(20)

201 35 14
                                    

"Irene, sekarang kita mau kemana?" tanya Mino dengan hati hati.

Mino dan Irene kini sudah berada di dalam mobil setelah meninggalkan apartemen Sehun. Irene masih menangis sesenggukan. Mino tidak tau harus menjalankan mobilnya kemana, dia harus mendapat persetujuan Irene untuk pergi kemana, tidak bisa jalan seenaknya sendiri.

"Pulang?" tanya Mino lagi karena tak kunjung mendapat jawaban dari Irene. Lalu Irene menggelengkan kepala. Nah kan, benar, untung saja Mino tanya dulu. Kalo tiba tiba dia menjalankan mobilnya ke apartemen Irene pasti bakal salah.

"Ke taman dulu aja" kata Irene

"Ini udah malem masa ke taman, dingin loh"

Irene yang tadinya sudah mulai mereda kembali menangis lagi.

"Eh iya iya, ke taman nih sekarang. Taman yang biasa kan?" Mino akhirnya menuruti kemauan Irene tanpa mencoba membujuknya lagi, daripada Irene menangis tambah kencang karena ulahnya. Irene yang ditanya menganggukan kepala, mengiyakan.

Taman biasa yang dimaksud Mino adalah taman tempat dimana dirinya dan Irene pertama kali bertemu. Taman itu adalah tempat favorit Irene, selama bekerja dengan Irene beberapa kali Mino menemaninya untuk pergi ke taman itu hanya sekedar jalan jalan dan duduk menikmati kesegaran udara disana, membuat tenang, pantas saja Irene suka berada di taman itu.

Di tengah perjalanan tiba tiba Irene membuka kaca mobil, lalu membuka tasnya. Ia mengambil sebuah kotak dari dalam tas, kotak jam tangan. Jam tangan yang akan diberikan kepada Sehun sebagai hadiah ulang tahunnya namun tidak jadi. Lagian kalau jadipun, mungkin dia tidak akan terlalu suka, Sehun lebih suka tubuh wanita daripada barang seperti itu.

"Irene mau ngapain?" tanya Mino bingung

"Mau buang ini" jawab Irene sambil menunjukan kotak yang ada ditangannya

"Hah? Itu mahal banget mau dibuang?

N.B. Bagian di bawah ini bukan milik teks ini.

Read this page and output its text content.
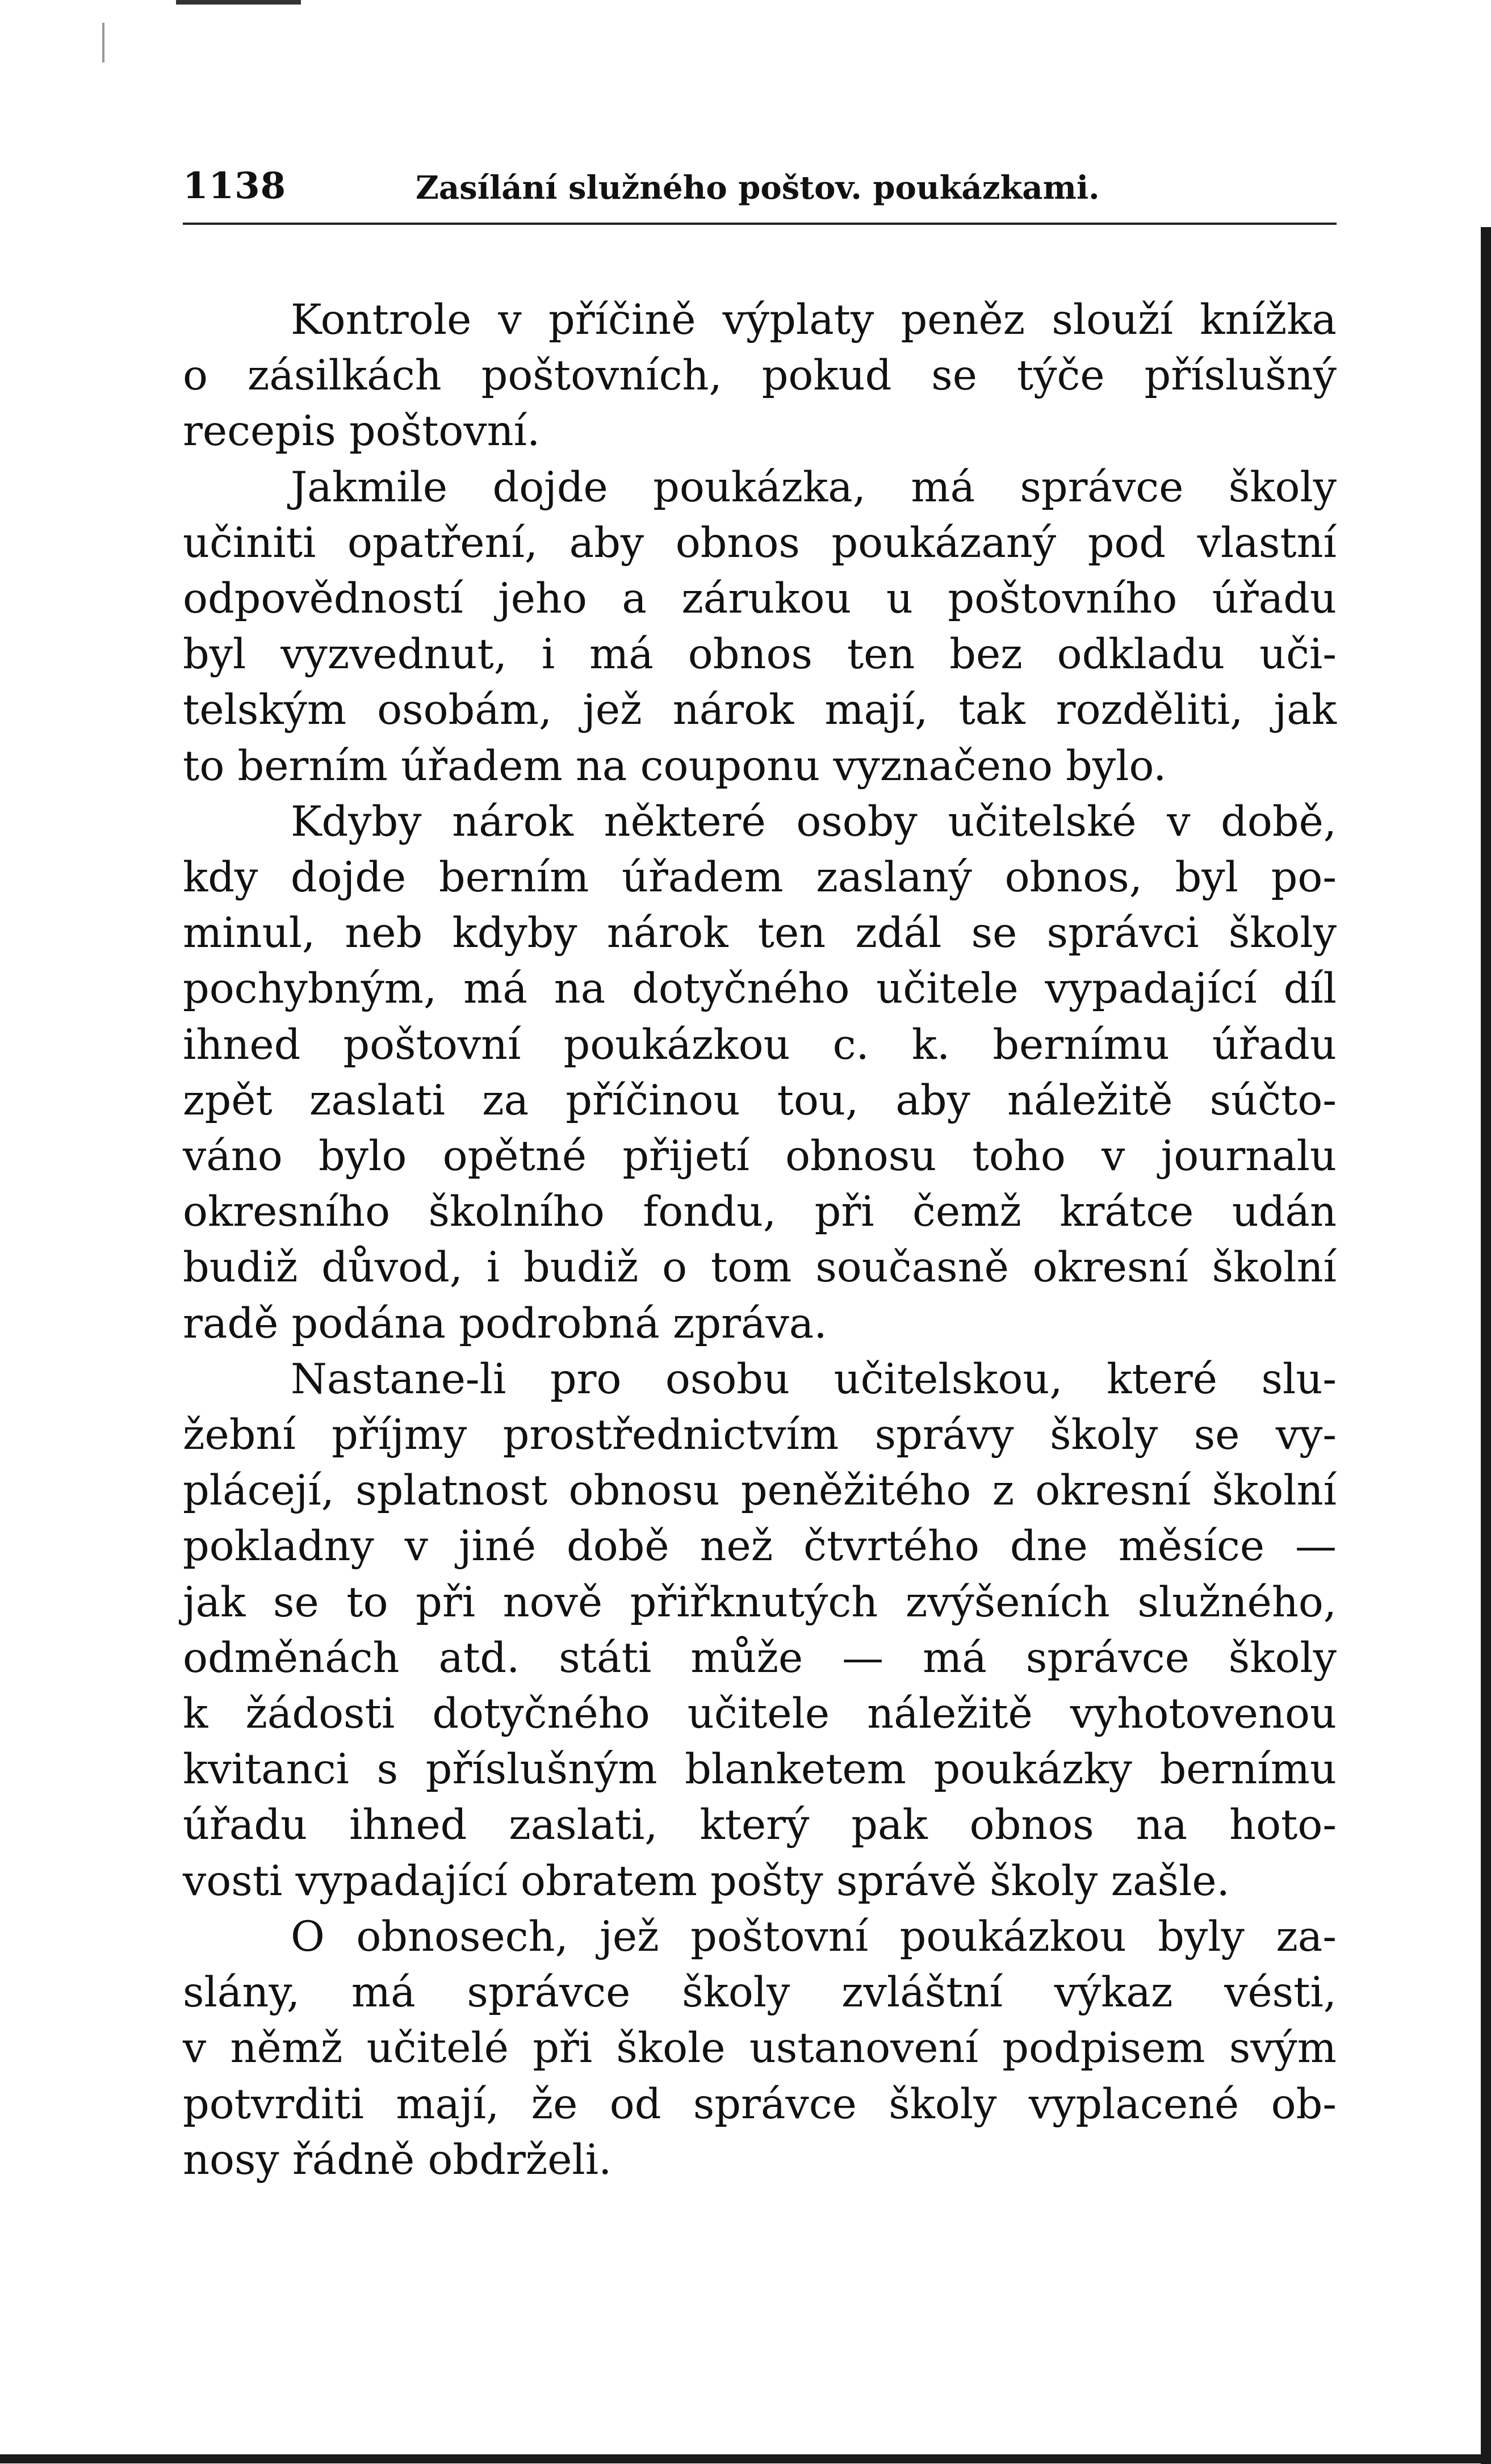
1138	Zasílání služného poštov. poukázkami.
Kontrole v příčině výplaty peněz slouží knížka
o zásilkách poštovních, pokud se týče příslušný
recepis poštovní.
Jakmile dojde poukázka, má správce školy
učiniti opatření, aby obnos poukázaný pod vlastní
odpovědností jeho a zárukou u poštovního úřadu
byl vyzvednut, i má obnos ten bez odkladu uči-
telským osobám, jež nárok mají, tak rozděliti, jak
to berním úřadem na couponu vyznačeno bylo.
Kdyby nárok některé osoby učitelské v době,
kdy dojde berním úřadem zaslaný obnos, byl po-
minul, neb kdyby nárok ten zdál se správci školy
pochybným, má na dotyčného učitele vypadající díl
ihned poštovní poukázkou c. k. bernímu úřadu
zpět zaslati za příčinou tou, aby náležitě súčto-
váno bylo opětné přijetí obnosu toho v journalu
okresního školního fondu, při čemž krátce udán
budiž důvod, i budiž o tom současně okresní školní
radě podána podrobná zpráva.
Nastane-li pro osobu učitelskou, které slu-
žební příjmy prostřednictvím správy školy se vy-
plácejí, splatnost obnosu peněžitého z okresní školní
pokladny v jiné době než čtvrtého dne měsíce —
jak se to při nově přiřknutých zvýšeních služného,
odměnách atd. státi může — má správce školy
k žádosti dotyčného učitele náležitě vyhotovenou
kvitanci s příslušným blanketem poukázky bernímu
úřadu ihned zaslati, který pak obnos na hoto-
vosti vypadající obratem pošty správě školy zašle.
O obnosech, jež poštovní poukázkou byly za-
slány, má správce školy zvláštní výkaz vésti,
v němž učitelé při škole ustanovení podpisem svým
potvrditi mají, že od správce školy vyplacené ob-
nosy řádně obdrželi.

Yang bener aja ren,  mending buat saya aja daripada dibuang gitu" Mino mencoba menahan Irene yang akan membuang jam mahal itu, harganya saja puluhan juta bahkan hampir seratus juta, mau dibuang gitu aja, gila.

"Males liat jam ini" Irene langsung melempar kotak jam itu ke luar, Mino hanya menatapnya kaget "Kalo kamu mau, besok besok aku beliin" lanjutnya

"Oh ehm itu, bukan gitu. Saya ga minta dibeliin, maksudnya daripada dibuang kan? Itu juga belinya pake uang loh. Tapi sekarang udah terlanjur dibuang ya udah" jelas Mino

Irene tidak lagi berbicara, hanya menangis saja sepanjang jalan. Suasana menjadi awkard. Mino bingung mau apa, mau ngajak ngobrol tentu bukan waktu yang tepat. Ia paham bagaimana perasaan Irene saat ini, sangat paham. Dihianati oleh orang yang dicintai. Entah apa jadinya kalo publik tau sifat Sehun yang sebenarnya, kelakuaannya itu sangat tidak pantas disebut seorang publik figure.

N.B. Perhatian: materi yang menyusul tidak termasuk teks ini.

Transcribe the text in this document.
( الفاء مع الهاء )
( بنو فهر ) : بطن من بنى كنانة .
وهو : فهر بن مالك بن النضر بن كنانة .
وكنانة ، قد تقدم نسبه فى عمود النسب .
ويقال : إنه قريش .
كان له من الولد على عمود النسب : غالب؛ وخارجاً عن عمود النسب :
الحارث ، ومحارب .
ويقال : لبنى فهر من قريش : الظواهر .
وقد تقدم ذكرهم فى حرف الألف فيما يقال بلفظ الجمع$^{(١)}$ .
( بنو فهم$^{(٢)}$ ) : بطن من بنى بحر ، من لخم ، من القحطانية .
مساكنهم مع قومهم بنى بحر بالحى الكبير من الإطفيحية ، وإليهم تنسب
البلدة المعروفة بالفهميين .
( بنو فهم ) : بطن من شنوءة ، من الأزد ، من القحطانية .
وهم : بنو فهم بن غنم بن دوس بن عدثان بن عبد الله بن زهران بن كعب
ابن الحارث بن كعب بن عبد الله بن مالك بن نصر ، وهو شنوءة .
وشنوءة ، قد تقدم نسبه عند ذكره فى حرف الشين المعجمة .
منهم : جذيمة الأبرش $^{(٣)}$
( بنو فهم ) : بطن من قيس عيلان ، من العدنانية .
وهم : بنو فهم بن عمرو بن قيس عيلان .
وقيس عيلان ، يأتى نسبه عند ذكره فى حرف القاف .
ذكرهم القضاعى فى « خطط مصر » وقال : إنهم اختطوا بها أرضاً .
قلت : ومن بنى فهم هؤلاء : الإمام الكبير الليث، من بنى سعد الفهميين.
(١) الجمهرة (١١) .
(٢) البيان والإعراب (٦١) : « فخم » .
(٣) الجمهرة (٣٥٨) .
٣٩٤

Akhirnya sampai di taman. Irene mendudukan dirinya di salah satu kursi yang ada disana. Suasana taman di malam hari sangat sepi dan gelap, pencahayaan hanya dari lampu taman ditambah cahaya dari bulan yang kebetulan malam ini sedang bulan purnama, untungnya cuaca tidak sedang mendung.

"Duduk aja no" perintah Irene pada Mino untuk duduk disebelahnya. Mino menurutinya.

"Bulannya bagus banget, tau aja aku lagi sedih" kata Irene melihat ke atas

"Apa hubungannya bulan sama sedih astaga, untung cantik, bos sendiri lagi. Orang kalo lagi patah hati suka nglantur gini ya. Apakabar gue yang selalu patah hati selama ini, tapi mulai sekarang udah engga hehe. Maaf harus seneng diatas kesedihan kamu ren" pikir Mino yang terus memperhatikan Irene sambil tersenyum

"Pinjem bahunya no" Irene tiba tiba menyenderkan kepalanya pada bahu Mino. Kata kata Irene barusan adalah pernyataan bukan pertanyaan, tanpa persetujuan dari yang dipinjami bahu, Irene langsung saja menaruh kepalanya disana. Nafas Mino berhenti sejenak, dia kaget, jantungnya mendapat serangan secara tiba tiba seperti ini.